Cape Town is that rare gem of a place that you hear nothing but good things about from the people who live there and even from those who just visit. For two months now (yes, we’ve already been here two months and are still in South Africa….) we’ve heard endless praise about this city. We’ve thought of it as the anti-Johannesburg for weeks and viewed it as a sort of mecca of the South Africa portion of our trip.
There are many wonderful things about this city, the two most important being cheap, delicious food and penguins. The highlight of our cheap, delicious food experience was the Eastern Food Bazaar, a collection of stalls with a plethora of choices – everything from Palak Paneer to Hummus and Pita to Indian Omelets to Pani Puri. We ate here three times. Penguins will be highlighted in the next blog.
The city is watched over by Table Mountain, a sandstone goliath that attracts tourists and locals alike. We hiked up Plettenklip Gorge. Anne’s most powerful outdoor skill is her ability to hike uphill at an impressive rate, so she went for it on this one. The estimated time up is 2 hours and she made it in a mere one hour and five minutes. My most powerful outdoor skill is not my ability to hike uphill at an impressive rate.

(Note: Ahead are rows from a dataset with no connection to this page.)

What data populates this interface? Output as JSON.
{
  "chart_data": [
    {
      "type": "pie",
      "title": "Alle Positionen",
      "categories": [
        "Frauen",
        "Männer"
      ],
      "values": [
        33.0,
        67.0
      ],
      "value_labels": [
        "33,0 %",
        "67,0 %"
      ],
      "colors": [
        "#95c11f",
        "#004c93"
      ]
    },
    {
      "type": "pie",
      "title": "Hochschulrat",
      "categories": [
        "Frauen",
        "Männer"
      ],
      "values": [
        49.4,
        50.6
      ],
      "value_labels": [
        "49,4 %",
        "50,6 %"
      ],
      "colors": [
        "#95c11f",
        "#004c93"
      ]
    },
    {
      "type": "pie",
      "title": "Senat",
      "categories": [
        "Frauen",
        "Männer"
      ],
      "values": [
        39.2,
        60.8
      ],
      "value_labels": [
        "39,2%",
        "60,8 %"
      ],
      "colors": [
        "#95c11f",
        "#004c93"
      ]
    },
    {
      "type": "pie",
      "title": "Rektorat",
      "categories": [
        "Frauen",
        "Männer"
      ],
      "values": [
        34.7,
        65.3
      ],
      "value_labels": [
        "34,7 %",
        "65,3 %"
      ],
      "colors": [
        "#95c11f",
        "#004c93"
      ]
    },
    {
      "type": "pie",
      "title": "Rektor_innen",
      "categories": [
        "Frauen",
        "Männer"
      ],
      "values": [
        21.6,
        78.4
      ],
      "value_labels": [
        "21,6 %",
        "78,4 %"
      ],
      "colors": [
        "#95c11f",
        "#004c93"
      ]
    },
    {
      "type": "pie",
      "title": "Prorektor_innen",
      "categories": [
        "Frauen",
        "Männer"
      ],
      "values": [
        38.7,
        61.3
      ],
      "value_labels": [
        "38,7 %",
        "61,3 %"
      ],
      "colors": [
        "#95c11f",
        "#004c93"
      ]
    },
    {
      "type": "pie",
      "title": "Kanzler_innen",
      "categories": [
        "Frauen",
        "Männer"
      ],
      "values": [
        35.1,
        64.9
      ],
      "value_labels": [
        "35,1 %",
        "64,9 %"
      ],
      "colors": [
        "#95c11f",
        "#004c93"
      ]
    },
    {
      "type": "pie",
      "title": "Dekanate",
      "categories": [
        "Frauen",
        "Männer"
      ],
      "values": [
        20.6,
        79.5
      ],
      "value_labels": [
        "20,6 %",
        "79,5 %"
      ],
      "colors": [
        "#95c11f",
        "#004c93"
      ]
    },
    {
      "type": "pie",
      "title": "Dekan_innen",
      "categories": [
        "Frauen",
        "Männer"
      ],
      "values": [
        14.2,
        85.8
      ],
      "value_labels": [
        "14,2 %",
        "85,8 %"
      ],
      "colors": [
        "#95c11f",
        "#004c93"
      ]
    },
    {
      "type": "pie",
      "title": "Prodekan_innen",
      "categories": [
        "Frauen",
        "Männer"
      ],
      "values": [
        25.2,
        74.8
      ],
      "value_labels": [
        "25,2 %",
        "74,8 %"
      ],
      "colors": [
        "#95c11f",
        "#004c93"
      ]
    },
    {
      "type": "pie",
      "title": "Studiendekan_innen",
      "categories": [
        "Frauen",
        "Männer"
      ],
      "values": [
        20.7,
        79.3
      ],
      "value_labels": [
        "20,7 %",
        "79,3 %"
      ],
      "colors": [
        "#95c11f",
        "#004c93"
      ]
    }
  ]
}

For a tourist treat and to save my aching knees after the Otter Trail, we took the tram down and it was actually pretty cool. The floor slowly rotated so you had a view from all angles. I thought that was a very nice touch compared to other trams that I’ve been on.

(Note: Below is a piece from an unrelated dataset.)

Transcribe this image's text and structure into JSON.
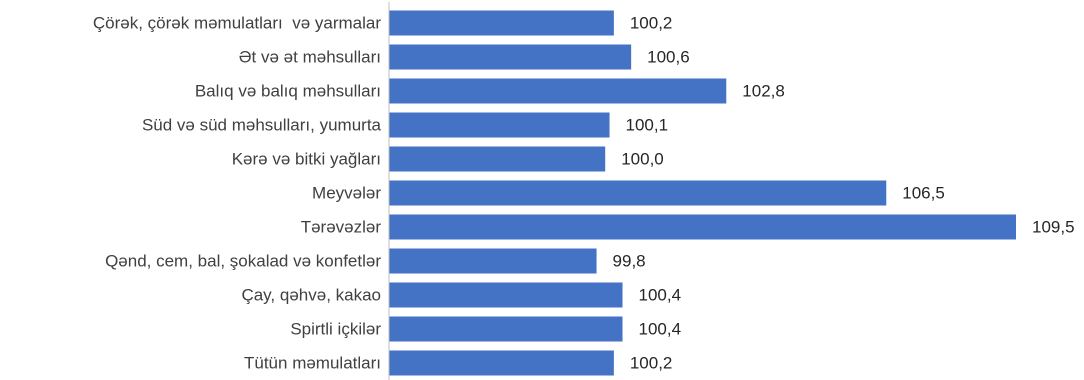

Our hostel was a short walk away from the Victoria and Albert Waterfront, a monstrosity of a mall/shopping complex complete with a massive Ferris Wheel out front. There were two movie theaters and we went to the artsy one and saw Jane Eyre. I highly recommend it. While it felt slightly foreign to sit in a movie theater and eat popcorn, it was lovely.
While my driving skills are constantly improving, Cape Town threw me several new curves, such as lots of street parking and lots of pedestrians. One of the more intense (but scenic) drives was the road to Hout Bay which consisted of narrow, winding roads with a mountain on one side and the Atlantic Ocean 100m below on the other. That alone would have been fine, but this shoulder-less road was a favorite with bicyclists who were either suicidal or short on biking etiquette and insisted on riding up to four bikers deep with nary a care of the car approaching them from behind on a hairpin turn. Luckily we and they made it out alive, and we took a fabulous but short cruise to see a giant fur seal rookery. (Because we just don’t see enough marine mammals at home.)

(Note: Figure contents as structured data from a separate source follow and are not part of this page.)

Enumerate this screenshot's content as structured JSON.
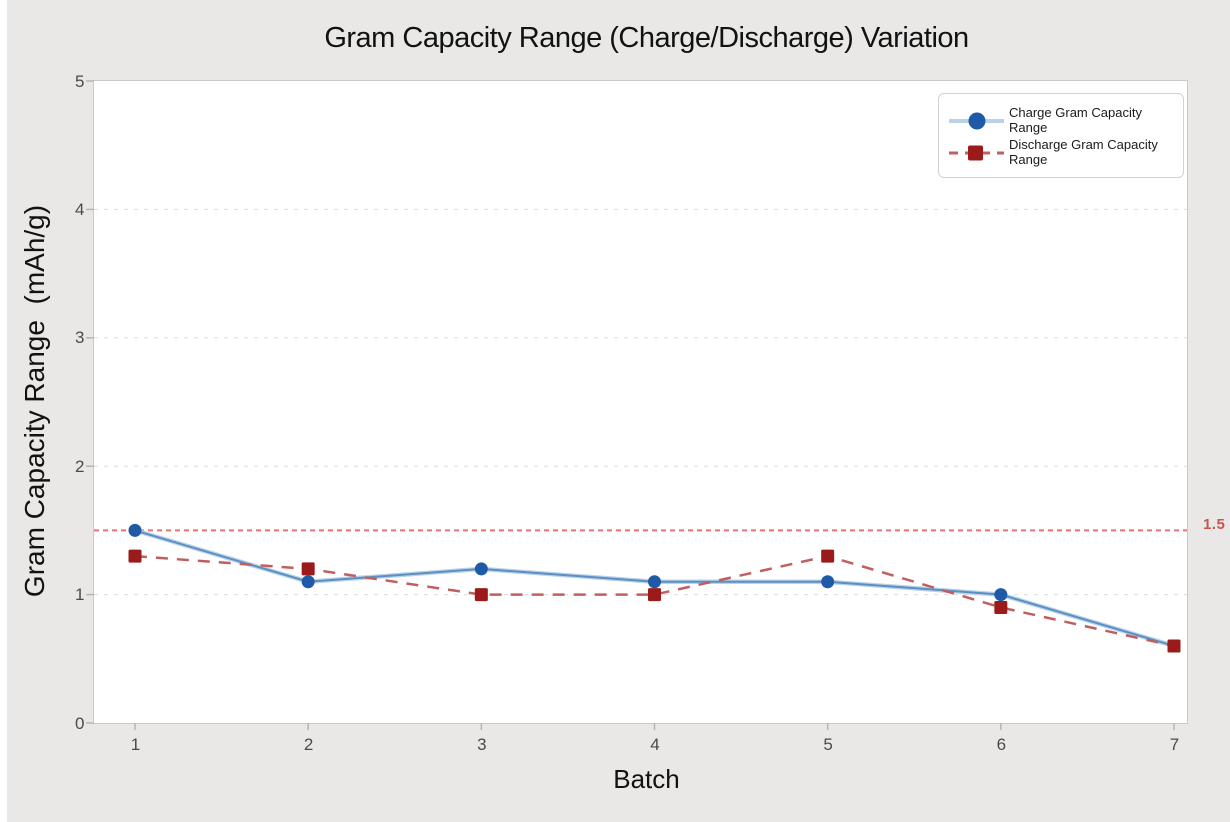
{
  "chart_data": {
    "type": "line",
    "title": "Gram Capacity Range (Charge/Discharge) Variation",
    "xlabel": "Batch",
    "ylabel": "Gram Capacity Range  (mAh/g)",
    "categories": [
      1,
      2,
      3,
      4,
      5,
      6,
      7
    ],
    "series": [
      {
        "name": "Charge Gram Capacity Range",
        "values": [
          1.5,
          1.1,
          1.2,
          1.1,
          1.1,
          1.0,
          0.6
        ],
        "marker": "circle",
        "line_style": "solid",
        "line_color": "#5b8fc4",
        "line_halo": "#b9d2ea",
        "marker_color": "#1f5aa8"
      },
      {
        "name": "Discharge Gram Capacity Range",
        "values": [
          1.3,
          1.2,
          1.0,
          1.0,
          1.3,
          0.9,
          0.6
        ],
        "marker": "square",
        "line_style": "dashed",
        "line_color": "#c05f5f",
        "marker_color": "#9b1b1b"
      }
    ],
    "reference_line": {
      "value": 1.5,
      "label": "1.5",
      "color": "#e57373",
      "label_color": "#c5574f"
    },
    "ylim": [
      0,
      5
    ],
    "yticks": [
      0,
      1,
      2,
      3,
      4,
      5
    ],
    "xticks": [
      1,
      2,
      3,
      4,
      5,
      6,
      7
    ],
    "gridlines": [
      1,
      2,
      3,
      4
    ],
    "grid": "horizontal-dashed",
    "legend_position": "top-right"
  },
  "colors": {
    "background": "#e9e8e6",
    "plot_background": "#ffffff",
    "axis": "#c9c9c9",
    "tick_mark": "#b5b5b5",
    "gridline": "#dcdcdc",
    "tick_label": "#4a4a4a",
    "text": "#121212"
  }
}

The Cape Town experience would not be complete without a drive down to the Cape of Good Hope, where the tourism industry incorrectly touts this point as the meeting place of the Atlantic and Indian Oceans (the real point is Cape Agulhas some 200 kilometers east). It was still beautiful though and we did a nice hike out to the point.
Between the museums, outdoor opportunities, delicious eateries, and shopping, we ended up being here for four non-stop days, and really only left because we were spending too much money and promised ourselves we’d be in Namibia by June 1.